PostgreSQL - join tables using pattern matching

Question

I have two tables and need to join them using two columns that are similar.

The first table is called articles has a column called 'slug' with slug lines for articles, ex: 'trump-fails-yet-again.'

The second table is called log and has a column called path with the url path for the articles, ex: '/articles/trump-fails-yet-again/'

Here is my search query:

"SELECT articles.title, count(*) as num FROM articles, log WHERE articles.slug LIKE CONCAT('%',log.path) GROUP BY articles.title;"

This returns nothing but brackets, []

I have also tried:

"SELECT articles.title, count(*) as num FROM articles JOIN log ON articles.slug SIMILAR TO CONCAT('%',log.path) GROUP BY articles.title;"

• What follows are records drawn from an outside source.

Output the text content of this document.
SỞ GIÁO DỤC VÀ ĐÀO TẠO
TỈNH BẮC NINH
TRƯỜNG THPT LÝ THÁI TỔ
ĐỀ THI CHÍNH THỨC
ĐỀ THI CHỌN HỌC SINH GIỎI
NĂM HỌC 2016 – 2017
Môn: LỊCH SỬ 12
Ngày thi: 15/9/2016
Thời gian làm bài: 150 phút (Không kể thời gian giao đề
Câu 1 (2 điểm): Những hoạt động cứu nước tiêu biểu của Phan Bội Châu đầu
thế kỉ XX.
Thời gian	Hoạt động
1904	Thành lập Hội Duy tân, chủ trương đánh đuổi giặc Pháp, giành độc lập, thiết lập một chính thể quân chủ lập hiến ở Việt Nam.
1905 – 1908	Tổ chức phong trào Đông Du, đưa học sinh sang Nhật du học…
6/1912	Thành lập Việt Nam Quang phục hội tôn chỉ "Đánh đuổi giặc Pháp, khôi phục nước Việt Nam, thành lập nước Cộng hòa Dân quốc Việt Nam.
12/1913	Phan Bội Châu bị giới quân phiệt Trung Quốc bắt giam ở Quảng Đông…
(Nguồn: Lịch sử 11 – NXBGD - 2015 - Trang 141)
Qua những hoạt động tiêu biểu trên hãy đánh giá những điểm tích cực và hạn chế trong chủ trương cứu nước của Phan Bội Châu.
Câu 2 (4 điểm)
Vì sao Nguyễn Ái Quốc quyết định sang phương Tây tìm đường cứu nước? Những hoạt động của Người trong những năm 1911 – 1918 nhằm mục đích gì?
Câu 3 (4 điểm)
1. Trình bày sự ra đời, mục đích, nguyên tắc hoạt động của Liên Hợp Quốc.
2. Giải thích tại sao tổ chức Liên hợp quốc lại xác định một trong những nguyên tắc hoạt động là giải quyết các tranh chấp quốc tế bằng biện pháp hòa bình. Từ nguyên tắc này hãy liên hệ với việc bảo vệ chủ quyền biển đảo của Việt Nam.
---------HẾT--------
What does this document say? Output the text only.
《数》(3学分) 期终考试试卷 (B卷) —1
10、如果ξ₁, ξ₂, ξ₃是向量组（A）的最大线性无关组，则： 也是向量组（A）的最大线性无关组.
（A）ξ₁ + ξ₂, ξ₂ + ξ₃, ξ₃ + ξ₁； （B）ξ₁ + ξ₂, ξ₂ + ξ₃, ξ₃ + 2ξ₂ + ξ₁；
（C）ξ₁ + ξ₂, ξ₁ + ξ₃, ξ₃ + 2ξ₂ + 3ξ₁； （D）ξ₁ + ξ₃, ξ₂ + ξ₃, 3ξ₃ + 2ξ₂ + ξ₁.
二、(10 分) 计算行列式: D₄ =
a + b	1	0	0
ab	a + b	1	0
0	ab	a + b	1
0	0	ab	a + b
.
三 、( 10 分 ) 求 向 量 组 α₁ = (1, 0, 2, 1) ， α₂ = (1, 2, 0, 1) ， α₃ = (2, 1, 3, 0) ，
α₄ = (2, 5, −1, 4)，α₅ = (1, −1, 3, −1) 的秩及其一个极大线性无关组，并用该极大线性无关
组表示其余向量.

That returns a DataError: invalid regular expression: quantifier operand invalid

Any help is greatly appreciated!

Answer 1

try this:

` select articles.title, count(*) as views from articles
  join log on articles.slug ~~ ('%' || articles.slug || '%') 
  group by articles.title;`

Answer 2

Because there is a 1:1 function with this you can do this

SELECT articles.title, count(*) as num
FROM articles
JOIN log ON articles.slug = '/articles/' || articles.slug || '/'
GROUP BY articles.title;

Or even better

CREATE FUNCTION slug_to_article_path( slug text )
RETURNS text AS
$$
  SELECT '/articles/' || slug || '/';
$$ LANGUAGE sql
IMMUTABLE;

SELECT articles.title, count(*) as num
FROM articles
JOIN log ON articles.slug = slug_to_article_path(articles.slug)
GROUP BY articles.title;

Answer 3

You have a slash at the end of the path. How about this?

SELECT a.title, count(*) as num
FROM articles a JOIN
     log l
     ON a.path LIKE '%' || l.slug || '%'
GROUP BY a.title;

You should also learn to use proper, explicit JOIN syntax. Never use commas in the FROM clause.